Over half of video ads are “unviewable” because they are buried low on web pages, run in tiny video players or run simultaneously with other ads, according to The Times.
Blue Chip Marketing recently hired video-verification company BrandAds to track one of their campaigns after receiving ambiguous answers from media buyers regarding exactly where the campaign’s video ads were running. Not only were many of the “mom-related product” ads running contrary to Blue Chip’s insertion orders, but some were found on pornographic websites.
“The team opened one site with an especially lewd name and gaped in horror. ‘Oh my God,’ some shouted. Others cursed. Ms. VanHeirseele picked up her phone to call the media buyer in a fury,” reported The Times.
But it is starting to dawn on marketers that the online video ad system has a few booby traps. Let’s leave aside the reality that many consumers feel bombarded by video ads and actively tune them out. There is the issue of outright fraud, courtesy of bots that are programmed by hackers to rack up impressions. In early April, an ad tech company, TubeMogul, reported that it had discovered three new botnets that were generating 30 million fake video views a day, earning as much as $10 million a month. TubeMogul said the culprits were well concealed and likely operating overseas.
But just as troubling to advertisers are practices that are perfectly legal.
The crux of the problem is that the number of video ads that agencies and brands want to run far exceeds the amount of quality inventory — that is, well-placed video players on prestigious sites, like, say, Nationalgeographic.com. When the premium space fills up, media buyers start looking for video players in less coveted online real estate.

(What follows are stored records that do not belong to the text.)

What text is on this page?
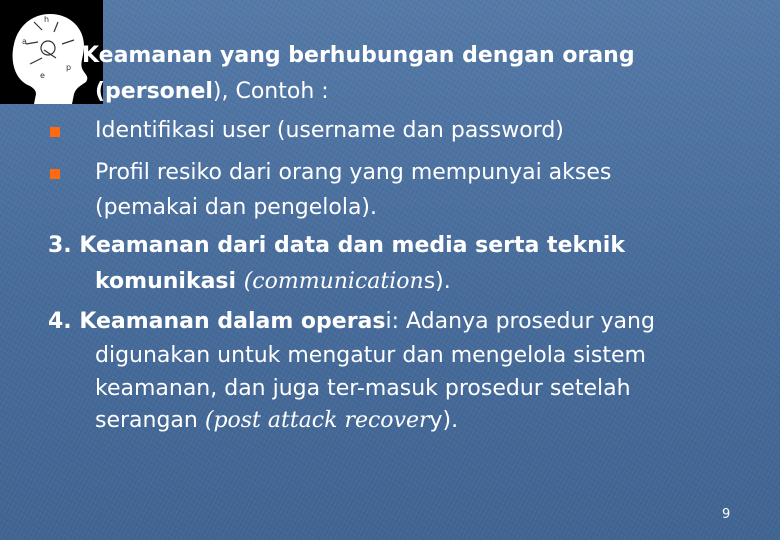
h
a
p
e

Keamanan yang berhubungan dengan orang

(personel), Contoh :

Identifikasi user (username dan password)

Profil resiko dari orang yang mempunyai akses

(pemakai dan pengelola).

3. Keamanan dari data dan media serta teknik

komunikasi (communications).

4. Keamanan dalam operasi: Adanya prosedur yang

digunakan untuk mengatur dan mengelola sistem

keamanan, dan juga ter-masuk prosedur setelah

serangan (post attack recovery).

9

When the most appealing sites are full, media buyers may turn to less popular sites (with video players not as well situated on the page) or use ad exchanges that place ads automatically. Ads resold through the exchange may restrict the buyer from knowing exactly where and how they are running.
According to The Times, “The mess starts with the ecosystem of companies in the online video ad world, which is so complex that it seems designed to baffle. A common refrain among veterans in this field goes something like this: ‘I’ve been at it for six years, and I still am learning how it all works.'”
The Times provides an interesting case study of Oscar Mayer ads found on conservative Washington website The Daily Caller, which has 11 million unique viewers a month.
“Some of these Oscar Mayer ads were high up on the page. But many were posted so low that they were near the comments section of individual articles, in small players that rolled automatically when pages loaded.”